Tiba di waktu olimpiade Sains. Aku mengerjakan dengan sungguh-sungguh begitu pula Shania. Peserta yang mengikuti olimpiade Sains cukup banyak juga, seperti olimpiade sebelumnya. Pengumuman pemenang diumumkan minggu depan.
Olimpiade matematika dan sains telah kulewati dengan lancar, walaupun hanya beberapa soal yang sedikit meragukan jawabannya. Karena olimpiade berikutnya masih bulan depan yaitu olimpiade Fisika. Kami pun memutuskan untuk berkunjung ke sebuah tempat wisata yang tidak jauh dari rumah sebagai refreshing.
Lima hari lagi. Ya, lima hari lagi olimpiade Fisika dimulai. Sungguh capek, kini kami harus belajar fisika lebih serius lagi. Menurutku peserta olimpiade fisika ini banyak sekali dan itu berarti banyak sekali saingannya. Hingga pada akhirnya olimpiade fisika ini kami lalui dengan sedikit rasa kesal, karena kami tidak mempelajari salah satu materi yang diajukan di saat olimpiade. “Akhirnya, semua olimpiade berlalu.” kata Shania, lalu menyalakan AC yang berada di ruang keluarga. “Alhamdulillah Shania, semoga kita menang terus kita bisa dapat beasiswa ke luar negeri,” “Amiiiinn,”

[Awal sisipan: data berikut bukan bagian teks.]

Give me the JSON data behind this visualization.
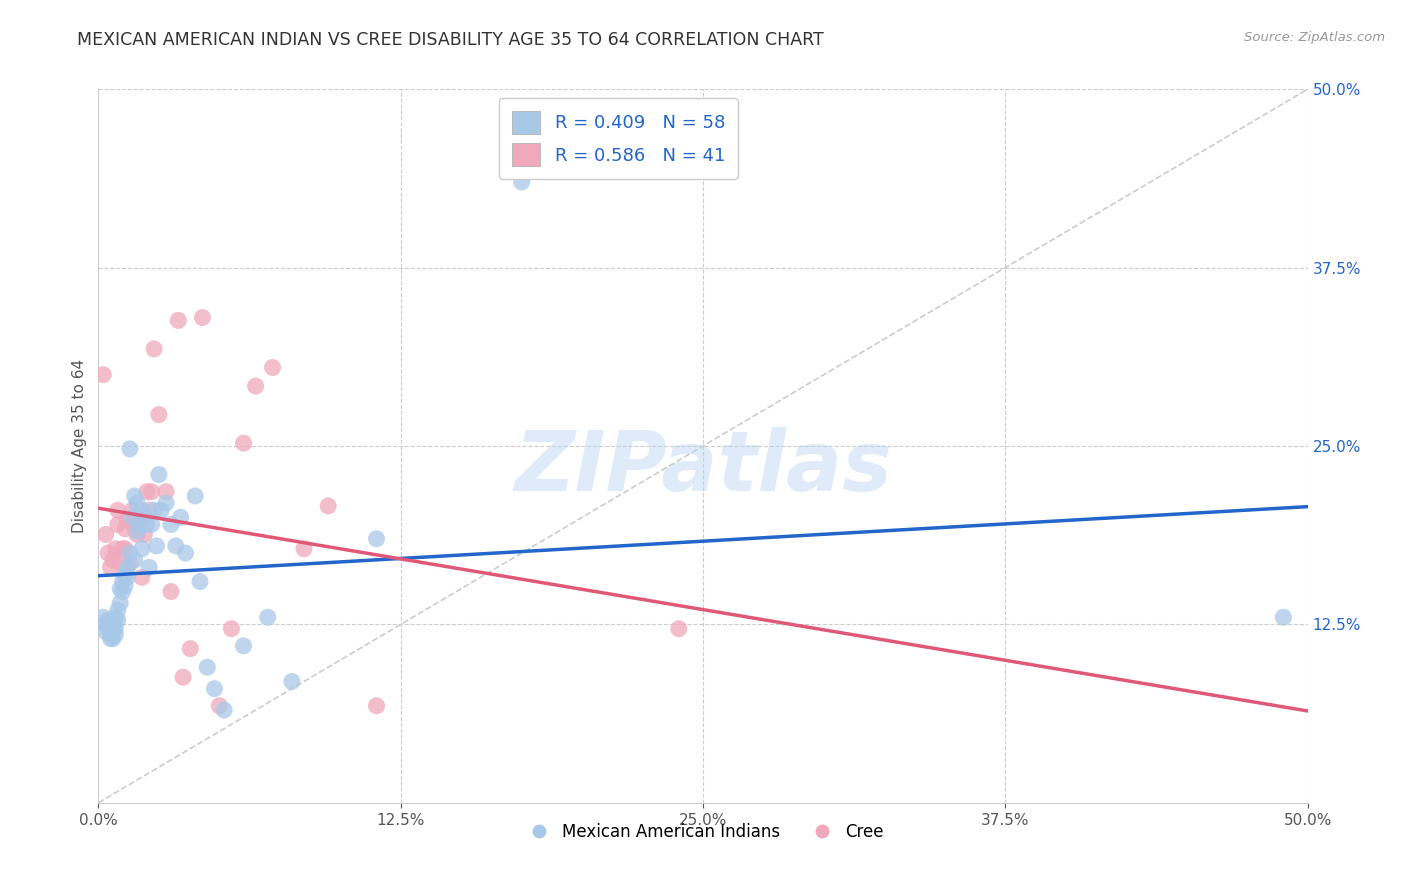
{
  "title": "MEXICAN AMERICAN INDIAN VS CREE DISABILITY AGE 35 TO 64 CORRELATION CHART",
  "source": "Source: ZipAtlas.com",
  "ylabel": "Disability Age 35 to 64",
  "xlim": [
    0.0,
    0.5
  ],
  "ylim": [
    0.0,
    0.5
  ],
  "xtick_values": [
    0.0,
    0.125,
    0.25,
    0.375,
    0.5
  ],
  "ytick_values": [
    0.125,
    0.25,
    0.375,
    0.5
  ],
  "blue_R": 0.409,
  "blue_N": 58,
  "pink_R": 0.586,
  "pink_N": 41,
  "blue_color": "#a8c8e8",
  "pink_color": "#f0a8bc",
  "blue_line_color": "#2266cc",
  "pink_line_color": "#e05878",
  "diagonal_color": "#cccccc",
  "legend_label_blue": "Mexican American Indians",
  "legend_label_pink": "Cree",
  "watermark": "ZIPatlas",
  "blue_scatter_x": [
    0.002,
    0.003,
    0.003,
    0.004,
    0.004,
    0.005,
    0.005,
    0.005,
    0.006,
    0.006,
    0.006,
    0.007,
    0.007,
    0.007,
    0.008,
    0.008,
    0.009,
    0.009,
    0.01,
    0.01,
    0.011,
    0.011,
    0.012,
    0.012,
    0.013,
    0.013,
    0.014,
    0.015,
    0.015,
    0.016,
    0.016,
    0.017,
    0.018,
    0.018,
    0.019,
    0.02,
    0.021,
    0.022,
    0.023,
    0.024,
    0.025,
    0.026,
    0.028,
    0.03,
    0.032,
    0.034,
    0.036,
    0.04,
    0.042,
    0.045,
    0.048,
    0.052,
    0.06,
    0.07,
    0.08,
    0.115,
    0.175,
    0.49
  ],
  "blue_scatter_y": [
    0.13,
    0.125,
    0.12,
    0.128,
    0.122,
    0.118,
    0.115,
    0.125,
    0.12,
    0.115,
    0.125,
    0.13,
    0.122,
    0.118,
    0.135,
    0.128,
    0.15,
    0.14,
    0.155,
    0.148,
    0.16,
    0.152,
    0.165,
    0.158,
    0.248,
    0.175,
    0.2,
    0.215,
    0.17,
    0.19,
    0.21,
    0.195,
    0.205,
    0.178,
    0.2,
    0.195,
    0.165,
    0.195,
    0.205,
    0.18,
    0.23,
    0.205,
    0.21,
    0.195,
    0.18,
    0.2,
    0.175,
    0.215,
    0.155,
    0.095,
    0.08,
    0.065,
    0.11,
    0.13,
    0.085,
    0.185,
    0.435,
    0.13
  ],
  "pink_scatter_x": [
    0.002,
    0.003,
    0.004,
    0.005,
    0.006,
    0.007,
    0.008,
    0.008,
    0.009,
    0.01,
    0.011,
    0.011,
    0.012,
    0.013,
    0.014,
    0.015,
    0.015,
    0.016,
    0.017,
    0.018,
    0.019,
    0.02,
    0.021,
    0.022,
    0.023,
    0.025,
    0.028,
    0.03,
    0.033,
    0.035,
    0.038,
    0.043,
    0.05,
    0.055,
    0.06,
    0.065,
    0.072,
    0.085,
    0.095,
    0.115,
    0.24
  ],
  "pink_scatter_y": [
    0.3,
    0.188,
    0.175,
    0.165,
    0.17,
    0.178,
    0.195,
    0.205,
    0.168,
    0.178,
    0.178,
    0.192,
    0.198,
    0.168,
    0.205,
    0.198,
    0.192,
    0.188,
    0.198,
    0.158,
    0.188,
    0.218,
    0.205,
    0.218,
    0.318,
    0.272,
    0.218,
    0.148,
    0.338,
    0.088,
    0.108,
    0.34,
    0.068,
    0.122,
    0.252,
    0.292,
    0.305,
    0.178,
    0.208,
    0.068,
    0.122
  ],
  "blue_trendline": [
    0.115,
    0.36
  ],
  "pink_trendline": [
    0.135,
    0.5
  ]
}
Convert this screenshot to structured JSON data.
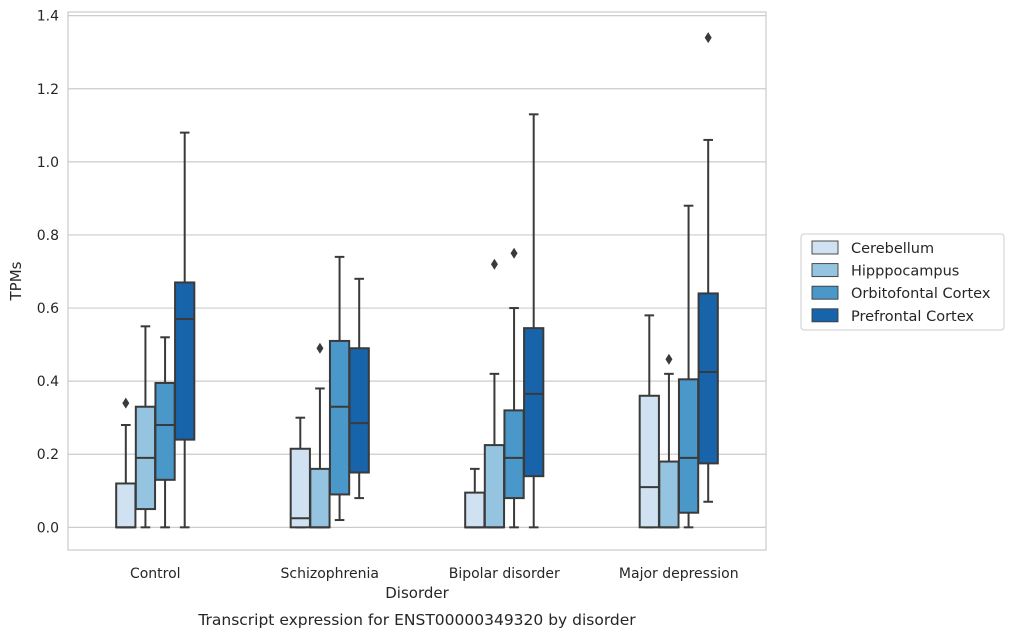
{
  "chart_data": {
    "type": "box",
    "title": "",
    "caption": "Transcript expression for ENST00000349320 by disorder",
    "xlabel": "Disorder",
    "ylabel": "TPMs",
    "ylim": [
      -0.062,
      1.41
    ],
    "yticks": [
      "0.0",
      "0.2",
      "0.4",
      "0.6",
      "0.8",
      "1.0",
      "1.2",
      "1.4"
    ],
    "grid": "horizontal",
    "legend_position": "right",
    "categories": [
      "Control",
      "Schizophrenia",
      "Bipolar disorder",
      "Major depression"
    ],
    "series": [
      {
        "name": "Cerebellum",
        "color": "#d0e1f2",
        "boxes": [
          {
            "whisker_low": 0.0,
            "q1": 0.0,
            "median": 0.0,
            "q3": 0.12,
            "whisker_high": 0.28,
            "outliers": [
              0.34
            ]
          },
          {
            "whisker_low": 0.0,
            "q1": 0.0,
            "median": 0.025,
            "q3": 0.215,
            "whisker_high": 0.3,
            "outliers": []
          },
          {
            "whisker_low": 0.0,
            "q1": 0.0,
            "median": 0.0,
            "q3": 0.095,
            "whisker_high": 0.16,
            "outliers": []
          },
          {
            "whisker_low": 0.0,
            "q1": 0.0,
            "median": 0.11,
            "q3": 0.36,
            "whisker_high": 0.58,
            "outliers": []
          }
        ]
      },
      {
        "name": "Hipppocampus",
        "color": "#94c4df",
        "boxes": [
          {
            "whisker_low": 0.0,
            "q1": 0.05,
            "median": 0.19,
            "q3": 0.33,
            "whisker_high": 0.55,
            "outliers": []
          },
          {
            "whisker_low": 0.0,
            "q1": 0.0,
            "median": 0.0,
            "q3": 0.16,
            "whisker_high": 0.38,
            "outliers": [
              0.49
            ]
          },
          {
            "whisker_low": 0.0,
            "q1": 0.0,
            "median": 0.0,
            "q3": 0.225,
            "whisker_high": 0.42,
            "outliers": [
              0.72
            ]
          },
          {
            "whisker_low": 0.0,
            "q1": 0.0,
            "median": 0.0,
            "q3": 0.18,
            "whisker_high": 0.42,
            "outliers": [
              0.46
            ]
          }
        ]
      },
      {
        "name": "Orbitofontal Cortex",
        "color": "#4a98c9",
        "boxes": [
          {
            "whisker_low": 0.0,
            "q1": 0.13,
            "median": 0.28,
            "q3": 0.395,
            "whisker_high": 0.52,
            "outliers": []
          },
          {
            "whisker_low": 0.02,
            "q1": 0.09,
            "median": 0.33,
            "q3": 0.51,
            "whisker_high": 0.74,
            "outliers": []
          },
          {
            "whisker_low": 0.0,
            "q1": 0.08,
            "median": 0.19,
            "q3": 0.32,
            "whisker_high": 0.6,
            "outliers": [
              0.75
            ]
          },
          {
            "whisker_low": 0.0,
            "q1": 0.04,
            "median": 0.19,
            "q3": 0.405,
            "whisker_high": 0.88,
            "outliers": []
          }
        ]
      },
      {
        "name": "Prefrontal Cortex",
        "color": "#1764ab",
        "boxes": [
          {
            "whisker_low": 0.0,
            "q1": 0.24,
            "median": 0.57,
            "q3": 0.67,
            "whisker_high": 1.08,
            "outliers": []
          },
          {
            "whisker_low": 0.08,
            "q1": 0.15,
            "median": 0.285,
            "q3": 0.49,
            "whisker_high": 0.68,
            "outliers": []
          },
          {
            "whisker_low": 0.0,
            "q1": 0.14,
            "median": 0.365,
            "q3": 0.545,
            "whisker_high": 1.13,
            "outliers": []
          },
          {
            "whisker_low": 0.07,
            "q1": 0.175,
            "median": 0.425,
            "q3": 0.64,
            "whisker_high": 1.06,
            "outliers": [
              1.34
            ]
          }
        ]
      }
    ]
  }
}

Tiba pengumuman pemenang olimpiade matematika, aku mencari namaku di kertas pengumuman yang ditempel di mading pengumuman. Mana namaku, Salsabila Putri Amelia?, tanyaku dalam hati. Aku hanya melihat nama Shania, lengkapnya Shania Nasywa Anindita. Shania langsung melonjak kaget, dia gembira sekali. “Selamat ya!” ucapku. Di samping nama Shania tertera tulisan juara 1 dan hadiahnya berupa beasiswa ke Jerman, trophy, dan sertifikat, tak lupa uang tunai juga. Shania berangkat ke Jerman bulan depan. Aku sedikit iri dengan Shania. Aku berharap menjadi juara pertama ketika olimpiade Sains atau Fisika.

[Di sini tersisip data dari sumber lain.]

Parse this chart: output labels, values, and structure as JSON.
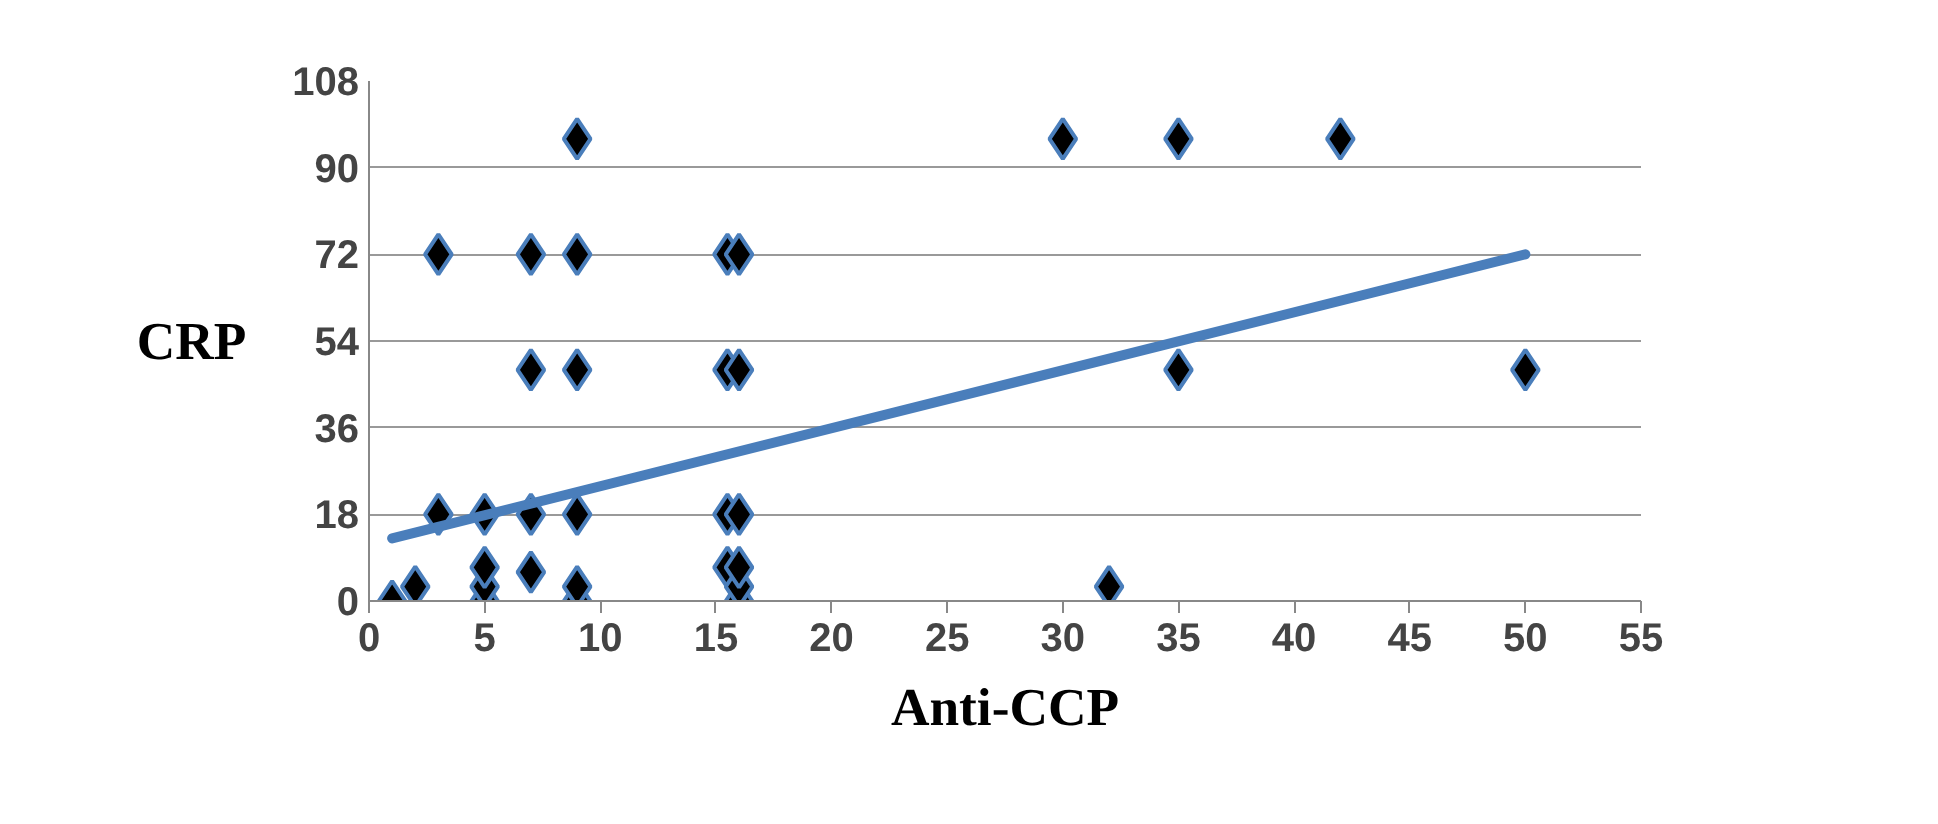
{
  "chart_data": {
    "type": "scatter",
    "xlabel": "Anti-CCP",
    "ylabel": "CRP",
    "xlim": [
      0,
      55
    ],
    "xticks": [
      0,
      5,
      10,
      15,
      20,
      25,
      30,
      35,
      40,
      45,
      50,
      55
    ],
    "ylim": [
      0,
      108
    ],
    "yticks": [
      0,
      18,
      36,
      54,
      72,
      90,
      108
    ],
    "grid": "y",
    "series": [
      {
        "color": "#000000",
        "marker": "diamond",
        "x": [
          1,
          2,
          3,
          3,
          5,
          5,
          5,
          5,
          7,
          7,
          7,
          7,
          9,
          9,
          9,
          9,
          9,
          9,
          15.5,
          15.5,
          15.5,
          15.5,
          16,
          16,
          16,
          16,
          16,
          16,
          30,
          32,
          35,
          35,
          42,
          50
        ],
        "values": [
          0,
          3,
          18,
          72,
          0,
          3,
          7,
          18,
          6,
          18,
          48,
          72,
          0,
          3,
          18,
          48,
          72,
          96,
          7,
          18,
          48,
          72,
          0,
          3,
          7,
          18,
          48,
          72,
          96,
          3,
          96,
          48,
          96,
          48
        ]
      },
      {
        "type": "line",
        "color": "#4a7ebb",
        "x": [
          1,
          50
        ],
        "values": [
          13,
          72
        ]
      }
    ]
  }
}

Minggu ini pengumuman lomba olimpiade sains telah ada. Untuk kedua kali ini, aku tidak menang. Namaku tidak tertera di pengumuman, begitu pula nama Shania. Rasa pesimisku mulai muncul. Namun aku berusaha untuk menghilangkannya. “Tidak apa-apa, jangan mengeluh. Tunggu pengumuman olimpiade fisika, Sal,” kata Shania menghiburku lalu tersenyum. Sebulan kemudian tepat pengumuman olimpiade fisika. Aku berharap semoga aku menjadi juara pertama.

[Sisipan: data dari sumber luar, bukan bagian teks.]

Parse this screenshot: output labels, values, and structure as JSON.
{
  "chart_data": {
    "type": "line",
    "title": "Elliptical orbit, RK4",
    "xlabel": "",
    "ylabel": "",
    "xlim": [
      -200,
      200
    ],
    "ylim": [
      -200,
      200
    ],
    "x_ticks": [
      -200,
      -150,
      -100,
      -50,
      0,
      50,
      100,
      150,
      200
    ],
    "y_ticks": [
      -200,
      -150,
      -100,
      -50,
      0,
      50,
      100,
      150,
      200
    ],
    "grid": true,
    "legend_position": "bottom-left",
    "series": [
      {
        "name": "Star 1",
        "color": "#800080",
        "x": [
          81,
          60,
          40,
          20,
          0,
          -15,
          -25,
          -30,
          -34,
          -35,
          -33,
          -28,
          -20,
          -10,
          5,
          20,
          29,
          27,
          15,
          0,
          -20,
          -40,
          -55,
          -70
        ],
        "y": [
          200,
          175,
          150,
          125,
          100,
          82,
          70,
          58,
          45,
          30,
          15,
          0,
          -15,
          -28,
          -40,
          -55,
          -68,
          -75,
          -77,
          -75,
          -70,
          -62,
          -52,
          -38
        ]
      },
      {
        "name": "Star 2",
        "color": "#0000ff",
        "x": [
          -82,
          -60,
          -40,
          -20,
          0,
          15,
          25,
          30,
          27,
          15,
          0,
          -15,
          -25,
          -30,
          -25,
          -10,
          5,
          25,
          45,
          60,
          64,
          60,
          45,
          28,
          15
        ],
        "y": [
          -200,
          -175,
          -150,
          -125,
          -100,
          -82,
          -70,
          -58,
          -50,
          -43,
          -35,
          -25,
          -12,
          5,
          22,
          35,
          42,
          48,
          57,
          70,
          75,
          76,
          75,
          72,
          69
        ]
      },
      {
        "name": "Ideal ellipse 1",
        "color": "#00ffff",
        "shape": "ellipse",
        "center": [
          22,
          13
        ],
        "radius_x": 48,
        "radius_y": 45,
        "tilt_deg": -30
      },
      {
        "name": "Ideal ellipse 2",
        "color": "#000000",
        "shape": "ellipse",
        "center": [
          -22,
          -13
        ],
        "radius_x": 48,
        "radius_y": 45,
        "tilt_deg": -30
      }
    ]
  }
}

Tiba-tiba, Shania menghampiriku. “Salsa!!, kamu juara satu Sal, selamat ya!.” seru Shania seraya mengoyang-goyangkan tubuhku. “Alhamdulillah,” ucapku. Aku tidak menyangka, ternyata aku bisa menjawab soal yang belum dipelajari kemarin dengan benar. Tangan kananku menutup mulutku yang tercengang tak percaya. Lalu berlari menuju papan pengumuman. Benar ternyata, di sana terpampang jelas namaku beserta hadiahnya berupa beasiswa ke Sydney, Australia, trophy, sertifikat, dan uang tunai. Selain itu juga tertera waktu berangkatnya yaitu tanggal 30 sedangkan Shania tanggal 25. Teman teman yang berada di sekitarku memberiku selamat. “Selamat, Sal,” seru Marsha teman sekelasku.Aku hanya mengangguk tersenyum.
Segera aku memberitahu kepada Mama dan Papa. Ketika Mama dan Papa mendengar berita bahwa Aku menang olimpiade Fisika dan mendapat beasiswa ke Australia, mereka sangat senang juga bangga. “Wah.. kalian benar benar hebat! sekolah yang baik ya, di sana!” kata Papa. Aku dan Shania mengangguk bersamaan. “Shania kurang 5 hari lagi, lho! ayo siap-siap dari sekarang,” ujar Mama. “Iya, ini lagi siap-siap,” “Salsa, sudah packing baju?.” tanya Mama. “Belum, kan masih lama, kurang 10 hari,” balasku lalu tersenyum meringis.
Aku tidak menyangka, karena aku bisa meraih juara olimpiade fisika yang sebelumnya menurutku sulit. Dan aku bisa mendapat beasiswa ke Sydney, Australia. Rasa senangku tidak berakhir di sini, aku masih senang sekali lagi. Aku senang karena, bisa menolong Shania yang awalnya hanya seorang penjual Koran hingga akhirnya bisa sekolah dan juga meraih juara olimpiade matematika berkat bantuanku dan orangtuaku. Shania kini merasa, segala yang ia inginkan dari dulu telah terwujud. Mulanya ia ingin sekolah, lalu mendapat beasiswa. Semua itu terwujud. Aku berharap dengan diberi beasiswa, Shania bisa melanjutkan ke perguruan yang lebih tinggi dan menjadi orang yang sukses. Begitu pula denganku.